18.04.2011 | 17:02 Uhr |

Aufgrund von Meinungsverschiedenheiten mit mehreren Entwicklern und dem Start des Open-Source-Konkurrenten LibreOffice, stellt Oracle die Entwicklung von OpenOffice ein.

Wie Oracle am vergangenen Wochenende bekannt gab, will das Unternehmen die Entwicklung des Software-Pakets OpenOffice einstellen. Grund für diese Entscheidung sind Meinungsverschiedenheiten mit mehreren Open-Source-Entwicklern, die sich den Oracle-Interessen nicht unterordnen wollten. Die Community startete im September des vergangenen Jahres mit LibreOffice eine Software-Alternative, ebenfalls auf Open-Source-Basis.

Oracle wolle OpenOffice nun ganz in die Hände der freien Entwickler-Gemeinschaft legen. Das Unternehmen werde laut Manager Edward Screven jedoch auch weiterhin mit den LibreOffice-Machern von The Document Foundation, insbesondere am XML-Konkurrenzformat ODF (Open Document Format), zusammenarbeiten. Es bleibt abzuwarten, ob OpenOffice und LibreOffice in der Tat kooperieren oder doch zu Konkurrenten werden und sich in Zukunft in unterschiedliche Richtungen entwickeln werden.

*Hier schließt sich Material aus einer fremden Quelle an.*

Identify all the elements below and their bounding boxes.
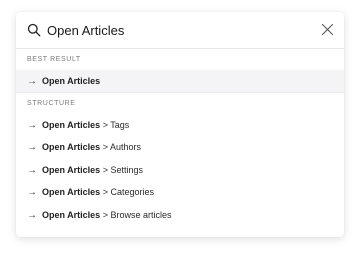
result-name: Open Articles [42, 142, 101, 153]
structure-section: STRUCTURE → Open Articles > Tags → Open Ar… [16, 92, 344, 226]
structure-item-settings[interactable]: → Open Articles > Settings [16, 159, 344, 181]
section-header-structure: STRUCTURE [27, 100, 76, 107]
result-path: > Browse articles [100, 209, 172, 220]
arrow-right-icon: → [27, 187, 37, 199]
arrow-right-icon: → [27, 209, 37, 221]
result-path: > Settings [100, 164, 143, 175]
result-name: Open Articles [42, 209, 101, 220]
result-path: > Tags [100, 120, 130, 130]
result-name: Open Articles [42, 76, 101, 86]
structure-item-browse-articles[interactable]: → Open Articles > Browse articles [16, 204, 344, 226]
command-palette: BEST RESULT → Open Articles STRUCTURE → Op… [16, 12, 344, 237]
arrow-right-icon: → [27, 142, 37, 154]
best-result-item[interactable]: → Open Articles [16, 70, 344, 92]
section-header-best-result: BEST RESULT [27, 56, 81, 63]
result-name: Open Articles [42, 187, 101, 198]
search-bar [16, 12, 344, 49]
close-icon[interactable] [321, 23, 334, 36]
search-input[interactable] [47, 20, 307, 40]
result-path: > Authors [100, 142, 141, 153]
arrow-right-icon: → [27, 76, 37, 87]
result-name: Open Articles [42, 164, 101, 175]
result-name: Open Articles [42, 120, 101, 130]
structure-item-categories[interactable]: → Open Articles > Categories [16, 181, 344, 203]
arrow-right-icon: → [27, 164, 37, 176]
result-path: > Categories [100, 187, 154, 198]
arrow-right-icon: → [27, 120, 37, 131]
structure-item-authors[interactable]: → Open Articles > Authors [16, 136, 344, 158]
search-icon [27, 23, 41, 37]
structure-item-tags[interactable]: → Open Articles > Tags [16, 114, 344, 136]
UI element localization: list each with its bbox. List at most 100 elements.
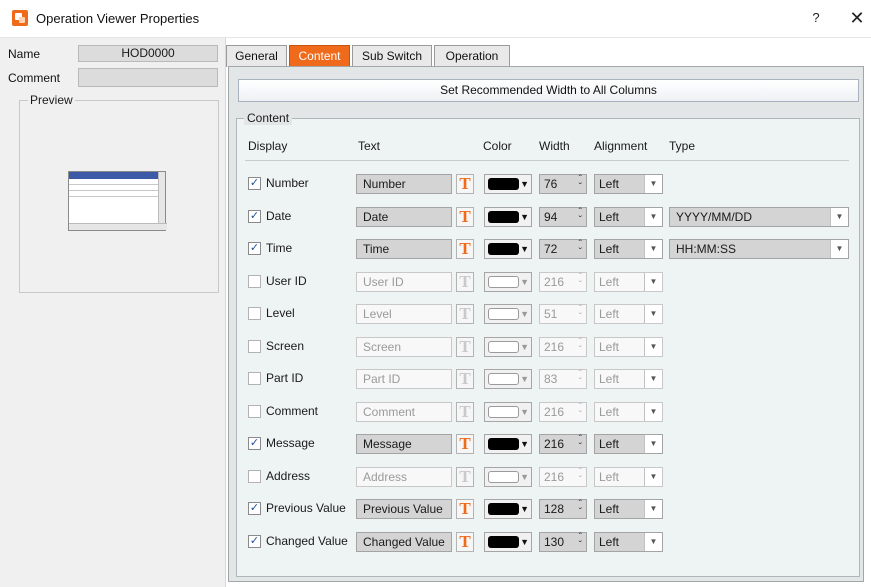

Duell: LibreOffice gegen OpenOffice

Das Open-Source-Programmpaket OpenOffice ging im vergangenen Jahr durch den Kauf des Software-Entwicklers Sun Microsystems an Oracle über. Anschließend kam es immer wieder zu Meinungsverschiedenheiten zwischen der freien Entwickler-Gemeinschaft und den Teilhabern von Oracle. Im September 2010 starteten einige Programmierer schließlich mit LibreOffice eine Abspaltung, eine so genannte Fork. Die Software basiert auf dem selben Programm-Code wie OpenOffice, bietet jedoch einige Verbesserungen.